Why it got 4.5 stars:
- This Spielberg kid is going places. Honestly, The Fabelmans is such an achievement, it would make complete sense if the director decided to go out on top and announce his retirement. There is exactly 0% chance of that happening, though. Spielberg seems determined to prove he can still make ‘em as good as anybody no matter how old he gets or how many movies he’s made.
Things I forgot to mention in my review, because, well, I'm the Forgetful Film Critic:
- There is a book, published in 1941, titled What Makes Sammy Run? by Budd Schulberg. From Wikipedia: “What Makes Sammy Run? (1941) is a novel by Budd Schulberg inspired by the life of his father, early Hollywood mogul B. P. Schulberg. It is a rags to riches story chronicling the rise and fall of Sammy Glick, a Jewish boy born in New York's Lower East Side who, very early in his life, makes up his mind to escape the ghetto and climb the ladder of success by deception and betrayal.” I’m desperate to know if Spielberg named his onscreen counterpart Sammy as an homage.

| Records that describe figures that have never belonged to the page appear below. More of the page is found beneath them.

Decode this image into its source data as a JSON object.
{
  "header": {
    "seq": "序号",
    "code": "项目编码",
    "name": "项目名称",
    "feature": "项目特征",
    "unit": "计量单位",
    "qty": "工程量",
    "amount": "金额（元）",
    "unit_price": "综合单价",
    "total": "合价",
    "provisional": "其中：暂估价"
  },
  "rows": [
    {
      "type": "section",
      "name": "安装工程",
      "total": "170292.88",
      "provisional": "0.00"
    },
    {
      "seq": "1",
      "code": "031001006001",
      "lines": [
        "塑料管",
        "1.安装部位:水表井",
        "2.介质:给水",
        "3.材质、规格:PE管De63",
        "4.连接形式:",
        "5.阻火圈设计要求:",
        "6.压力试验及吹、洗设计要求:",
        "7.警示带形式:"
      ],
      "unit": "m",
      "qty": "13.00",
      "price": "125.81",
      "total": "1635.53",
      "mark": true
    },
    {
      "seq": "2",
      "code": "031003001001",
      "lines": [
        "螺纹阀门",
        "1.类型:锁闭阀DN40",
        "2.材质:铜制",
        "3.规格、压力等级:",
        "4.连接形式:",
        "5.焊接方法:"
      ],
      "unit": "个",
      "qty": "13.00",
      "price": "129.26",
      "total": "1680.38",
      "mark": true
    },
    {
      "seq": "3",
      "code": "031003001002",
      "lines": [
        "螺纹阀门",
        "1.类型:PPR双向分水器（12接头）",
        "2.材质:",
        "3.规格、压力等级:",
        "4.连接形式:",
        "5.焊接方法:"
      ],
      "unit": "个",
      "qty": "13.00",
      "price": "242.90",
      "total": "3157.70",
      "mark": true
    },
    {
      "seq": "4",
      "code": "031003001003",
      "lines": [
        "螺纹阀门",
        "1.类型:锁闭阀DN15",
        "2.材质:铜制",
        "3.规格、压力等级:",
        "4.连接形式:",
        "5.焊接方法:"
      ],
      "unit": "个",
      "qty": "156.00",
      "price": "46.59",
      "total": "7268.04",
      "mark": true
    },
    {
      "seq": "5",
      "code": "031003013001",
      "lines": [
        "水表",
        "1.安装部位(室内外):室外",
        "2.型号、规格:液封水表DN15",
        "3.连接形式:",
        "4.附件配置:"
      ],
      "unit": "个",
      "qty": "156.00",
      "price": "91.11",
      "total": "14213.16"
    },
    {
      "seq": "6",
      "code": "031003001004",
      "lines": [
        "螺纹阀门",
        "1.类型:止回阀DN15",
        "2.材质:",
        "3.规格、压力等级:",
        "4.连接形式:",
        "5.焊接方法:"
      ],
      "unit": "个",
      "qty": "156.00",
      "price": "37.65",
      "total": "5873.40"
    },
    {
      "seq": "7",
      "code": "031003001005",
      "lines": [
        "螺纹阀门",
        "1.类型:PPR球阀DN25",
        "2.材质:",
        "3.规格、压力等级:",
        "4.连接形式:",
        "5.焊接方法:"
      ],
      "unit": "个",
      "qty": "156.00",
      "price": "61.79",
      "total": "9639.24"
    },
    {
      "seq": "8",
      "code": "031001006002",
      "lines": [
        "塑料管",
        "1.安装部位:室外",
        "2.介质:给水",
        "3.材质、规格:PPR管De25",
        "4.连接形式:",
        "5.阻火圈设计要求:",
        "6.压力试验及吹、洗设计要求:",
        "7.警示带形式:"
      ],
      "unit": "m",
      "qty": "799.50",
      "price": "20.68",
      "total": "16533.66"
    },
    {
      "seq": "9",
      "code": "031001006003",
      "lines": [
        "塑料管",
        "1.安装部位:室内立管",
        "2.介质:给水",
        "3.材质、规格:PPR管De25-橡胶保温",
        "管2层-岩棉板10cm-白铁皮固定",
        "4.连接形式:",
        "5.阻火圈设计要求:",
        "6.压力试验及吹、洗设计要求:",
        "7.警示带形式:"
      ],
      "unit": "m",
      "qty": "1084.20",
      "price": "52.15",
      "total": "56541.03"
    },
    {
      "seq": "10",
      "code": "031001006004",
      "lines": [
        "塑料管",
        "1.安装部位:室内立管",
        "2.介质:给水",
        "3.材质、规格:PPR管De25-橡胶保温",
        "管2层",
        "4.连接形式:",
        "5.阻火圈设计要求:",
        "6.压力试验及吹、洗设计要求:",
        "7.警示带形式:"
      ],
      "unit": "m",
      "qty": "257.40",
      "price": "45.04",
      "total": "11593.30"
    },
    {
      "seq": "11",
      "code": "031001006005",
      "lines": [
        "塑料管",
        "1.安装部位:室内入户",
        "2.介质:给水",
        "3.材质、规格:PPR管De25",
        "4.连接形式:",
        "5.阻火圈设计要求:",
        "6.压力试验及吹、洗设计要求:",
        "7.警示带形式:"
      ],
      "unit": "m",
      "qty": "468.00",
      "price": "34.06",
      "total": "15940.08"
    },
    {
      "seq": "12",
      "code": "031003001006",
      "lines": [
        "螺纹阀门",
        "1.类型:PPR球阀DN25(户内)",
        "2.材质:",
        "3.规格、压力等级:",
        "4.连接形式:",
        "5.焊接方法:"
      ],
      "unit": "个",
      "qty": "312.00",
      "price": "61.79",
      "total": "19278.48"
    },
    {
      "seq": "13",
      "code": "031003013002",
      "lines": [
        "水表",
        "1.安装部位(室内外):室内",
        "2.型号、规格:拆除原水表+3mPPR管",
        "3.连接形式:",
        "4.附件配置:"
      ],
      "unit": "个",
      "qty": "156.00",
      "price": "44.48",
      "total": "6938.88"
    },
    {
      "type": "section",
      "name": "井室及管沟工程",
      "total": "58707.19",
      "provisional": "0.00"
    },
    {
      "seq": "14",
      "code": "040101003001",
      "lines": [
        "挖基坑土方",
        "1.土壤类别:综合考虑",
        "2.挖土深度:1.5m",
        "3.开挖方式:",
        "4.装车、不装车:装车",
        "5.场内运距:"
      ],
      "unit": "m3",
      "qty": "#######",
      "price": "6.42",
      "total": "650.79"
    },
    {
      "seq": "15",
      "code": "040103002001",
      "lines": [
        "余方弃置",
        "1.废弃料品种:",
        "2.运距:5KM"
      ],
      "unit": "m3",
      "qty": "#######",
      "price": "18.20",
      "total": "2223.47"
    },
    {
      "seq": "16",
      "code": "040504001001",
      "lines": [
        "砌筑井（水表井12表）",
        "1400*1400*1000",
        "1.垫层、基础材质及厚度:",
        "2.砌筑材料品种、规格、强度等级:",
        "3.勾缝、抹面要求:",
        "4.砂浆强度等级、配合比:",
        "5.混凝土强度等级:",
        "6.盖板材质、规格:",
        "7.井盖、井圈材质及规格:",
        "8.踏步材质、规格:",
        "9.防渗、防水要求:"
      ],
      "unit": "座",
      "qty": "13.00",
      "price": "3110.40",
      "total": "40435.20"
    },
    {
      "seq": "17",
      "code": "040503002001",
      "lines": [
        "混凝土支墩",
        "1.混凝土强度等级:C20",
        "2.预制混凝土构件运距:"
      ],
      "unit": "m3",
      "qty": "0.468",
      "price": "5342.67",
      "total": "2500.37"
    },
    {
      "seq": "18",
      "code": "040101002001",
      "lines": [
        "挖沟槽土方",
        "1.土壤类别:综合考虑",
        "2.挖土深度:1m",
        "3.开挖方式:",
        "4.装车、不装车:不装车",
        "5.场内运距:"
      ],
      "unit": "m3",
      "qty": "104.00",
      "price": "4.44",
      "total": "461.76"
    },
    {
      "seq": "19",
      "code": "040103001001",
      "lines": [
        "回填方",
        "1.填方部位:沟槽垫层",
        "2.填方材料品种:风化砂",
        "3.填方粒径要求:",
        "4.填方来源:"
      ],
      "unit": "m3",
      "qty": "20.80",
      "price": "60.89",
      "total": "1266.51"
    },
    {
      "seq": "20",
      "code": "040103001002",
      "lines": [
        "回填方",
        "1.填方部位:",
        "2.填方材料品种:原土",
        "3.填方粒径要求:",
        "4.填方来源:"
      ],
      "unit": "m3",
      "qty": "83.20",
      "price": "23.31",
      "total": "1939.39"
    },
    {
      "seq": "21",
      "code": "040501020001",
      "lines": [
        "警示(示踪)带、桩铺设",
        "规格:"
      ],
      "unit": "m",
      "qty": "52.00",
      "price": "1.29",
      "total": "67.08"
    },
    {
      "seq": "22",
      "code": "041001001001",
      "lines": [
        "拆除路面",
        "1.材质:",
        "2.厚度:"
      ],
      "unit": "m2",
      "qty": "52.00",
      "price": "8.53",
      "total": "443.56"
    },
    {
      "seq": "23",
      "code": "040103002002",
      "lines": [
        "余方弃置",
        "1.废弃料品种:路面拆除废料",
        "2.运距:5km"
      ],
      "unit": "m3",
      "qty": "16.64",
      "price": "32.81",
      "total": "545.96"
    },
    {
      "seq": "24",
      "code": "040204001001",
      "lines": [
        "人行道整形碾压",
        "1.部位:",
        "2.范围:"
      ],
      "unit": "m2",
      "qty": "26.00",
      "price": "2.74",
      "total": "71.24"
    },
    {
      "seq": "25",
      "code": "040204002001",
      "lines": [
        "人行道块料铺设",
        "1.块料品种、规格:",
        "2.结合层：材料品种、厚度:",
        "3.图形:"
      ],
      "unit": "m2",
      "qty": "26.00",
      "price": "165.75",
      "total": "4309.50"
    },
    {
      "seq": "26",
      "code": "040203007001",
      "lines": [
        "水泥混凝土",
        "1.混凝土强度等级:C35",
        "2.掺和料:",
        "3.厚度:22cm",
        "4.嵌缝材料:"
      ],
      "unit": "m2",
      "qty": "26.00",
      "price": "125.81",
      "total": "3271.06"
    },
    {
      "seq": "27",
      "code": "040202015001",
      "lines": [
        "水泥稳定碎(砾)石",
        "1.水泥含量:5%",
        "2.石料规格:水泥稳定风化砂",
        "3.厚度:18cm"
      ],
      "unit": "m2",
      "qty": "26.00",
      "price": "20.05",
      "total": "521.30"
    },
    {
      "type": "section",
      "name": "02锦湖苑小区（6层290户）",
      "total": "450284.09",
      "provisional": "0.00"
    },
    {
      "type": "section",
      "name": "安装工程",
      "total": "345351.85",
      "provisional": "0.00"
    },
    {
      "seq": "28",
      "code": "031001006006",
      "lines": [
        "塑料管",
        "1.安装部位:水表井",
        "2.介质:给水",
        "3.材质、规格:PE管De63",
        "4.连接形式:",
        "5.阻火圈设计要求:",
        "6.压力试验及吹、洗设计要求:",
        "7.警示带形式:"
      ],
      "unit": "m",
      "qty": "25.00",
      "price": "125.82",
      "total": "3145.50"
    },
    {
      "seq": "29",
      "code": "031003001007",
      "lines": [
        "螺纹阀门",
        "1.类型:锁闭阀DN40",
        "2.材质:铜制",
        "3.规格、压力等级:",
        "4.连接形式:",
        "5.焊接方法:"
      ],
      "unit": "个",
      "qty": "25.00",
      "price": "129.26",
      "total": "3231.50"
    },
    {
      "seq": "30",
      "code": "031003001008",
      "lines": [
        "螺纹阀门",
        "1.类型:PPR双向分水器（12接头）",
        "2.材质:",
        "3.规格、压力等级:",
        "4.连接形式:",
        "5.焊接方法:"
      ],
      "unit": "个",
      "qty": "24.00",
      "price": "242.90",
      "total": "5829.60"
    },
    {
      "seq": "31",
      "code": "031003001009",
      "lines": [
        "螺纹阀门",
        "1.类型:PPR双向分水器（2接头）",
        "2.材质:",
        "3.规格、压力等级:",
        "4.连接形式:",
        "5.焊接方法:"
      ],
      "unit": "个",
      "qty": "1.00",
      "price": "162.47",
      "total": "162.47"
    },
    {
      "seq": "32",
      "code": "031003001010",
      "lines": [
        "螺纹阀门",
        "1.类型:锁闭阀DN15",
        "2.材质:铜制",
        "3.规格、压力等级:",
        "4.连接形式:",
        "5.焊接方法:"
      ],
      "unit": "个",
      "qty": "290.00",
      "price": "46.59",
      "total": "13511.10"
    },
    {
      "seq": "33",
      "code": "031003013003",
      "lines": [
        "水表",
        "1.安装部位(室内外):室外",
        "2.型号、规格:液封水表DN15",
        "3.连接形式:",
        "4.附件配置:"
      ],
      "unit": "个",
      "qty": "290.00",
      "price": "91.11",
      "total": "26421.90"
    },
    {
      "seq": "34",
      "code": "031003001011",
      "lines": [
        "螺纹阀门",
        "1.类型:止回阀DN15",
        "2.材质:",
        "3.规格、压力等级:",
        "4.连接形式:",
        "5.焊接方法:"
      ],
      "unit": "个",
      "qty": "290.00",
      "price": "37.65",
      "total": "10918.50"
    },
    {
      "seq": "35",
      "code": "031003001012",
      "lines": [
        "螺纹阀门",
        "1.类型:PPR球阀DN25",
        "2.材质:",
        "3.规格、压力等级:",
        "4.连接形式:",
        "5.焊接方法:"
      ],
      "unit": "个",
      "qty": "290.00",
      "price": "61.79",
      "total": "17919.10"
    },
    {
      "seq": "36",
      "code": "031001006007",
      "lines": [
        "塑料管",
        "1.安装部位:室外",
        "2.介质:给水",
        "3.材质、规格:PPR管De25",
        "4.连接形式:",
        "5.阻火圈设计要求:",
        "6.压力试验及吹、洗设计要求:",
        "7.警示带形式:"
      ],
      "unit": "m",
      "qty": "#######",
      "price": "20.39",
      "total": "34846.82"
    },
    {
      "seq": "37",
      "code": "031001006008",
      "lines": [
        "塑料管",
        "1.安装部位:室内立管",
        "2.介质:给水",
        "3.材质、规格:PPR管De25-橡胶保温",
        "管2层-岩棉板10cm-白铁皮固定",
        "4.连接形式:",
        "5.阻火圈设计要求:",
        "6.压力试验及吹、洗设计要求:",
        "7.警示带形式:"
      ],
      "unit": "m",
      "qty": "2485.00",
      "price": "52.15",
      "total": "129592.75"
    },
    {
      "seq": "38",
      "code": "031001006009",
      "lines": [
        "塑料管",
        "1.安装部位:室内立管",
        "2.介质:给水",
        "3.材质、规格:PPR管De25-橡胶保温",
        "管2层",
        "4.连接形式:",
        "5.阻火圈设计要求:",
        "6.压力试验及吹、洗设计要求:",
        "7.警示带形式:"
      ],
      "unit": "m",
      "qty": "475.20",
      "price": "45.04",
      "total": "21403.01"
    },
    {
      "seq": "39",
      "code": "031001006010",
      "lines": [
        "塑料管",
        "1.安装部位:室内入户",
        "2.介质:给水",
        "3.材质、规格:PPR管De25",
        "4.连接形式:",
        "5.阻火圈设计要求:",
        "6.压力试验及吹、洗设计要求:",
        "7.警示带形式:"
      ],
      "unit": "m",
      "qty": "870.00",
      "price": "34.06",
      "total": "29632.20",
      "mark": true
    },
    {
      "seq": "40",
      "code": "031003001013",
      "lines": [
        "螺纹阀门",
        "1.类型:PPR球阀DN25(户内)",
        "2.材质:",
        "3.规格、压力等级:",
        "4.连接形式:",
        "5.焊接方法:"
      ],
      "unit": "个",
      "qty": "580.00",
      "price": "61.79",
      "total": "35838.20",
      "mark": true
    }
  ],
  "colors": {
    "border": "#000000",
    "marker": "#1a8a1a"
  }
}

- According to Mitzi Fabelman, movies are “like dreams.” You said a mouthful, Mitz.
- In a few scenes, the Fabelmans wrap up their family dinner by rolling up all the paper plates, paper towels, and plastic utensils into the paper tablecloth and throwing it all in the trash. Burt tells a dinner guest that they do this to save Mitzi’s delicate hands, because of her concert pianist-level abilities. But it reminded me of a brief sequence in an episode of Mad Men, where Betty picks up the blanket underneath a Draper family picnic and flings all of the disposable picnic items into the grassy area where they were eating. The proximity in time period brought it to mind. The late 50s and early 60s were a time when people of a certain economic class treated the world like it was their personal garbage bin. Oh wait, that’s still happening…
- There is a fantastic cinematic moment when Spielberg (with the help of his editors Michael Kahn and Sarah Broshar) holds on Michelle Williams’s face as she watches little Sammy’s first attempt at moviemaking. We don’t need to see the footage, so it’s a subtle and effective trick to keep the camera on Mitzi’s stunned reaction. It’s one of the best moments of the movie.
- My wife is a fan of Dawson’s Creek (I’ve never watched an entire episode). It was explained to me that young Dawson Leery is OBSESSED with Steven Spielberg. Rae has shown me a few clips. I did my absolute best to gush over this movie while not coming off sounding like the sycophantish Dawson. “I don’t wanna wait…”
Close encounters with people in movie theaters:
- Saw this at a press/promotional screening that was PACKED. The olds are continuing to prove that no matter how much they talk about “kids these days,” they are every bit as rude and oblivious as the younger generations. One guy (he had to be at least 70) ANSWERED HIS RINGING CELL PHONE DURING THE OPENING MINTUES OF THE MOVIE. Thankfully, he kept it to a whispered, “Sorry, I can’t talk right now, I’m at the movies.” I’m appreciative of that, but goddamn. The Fabelmans opened in wide theatrical release on the day before Thanksgiving.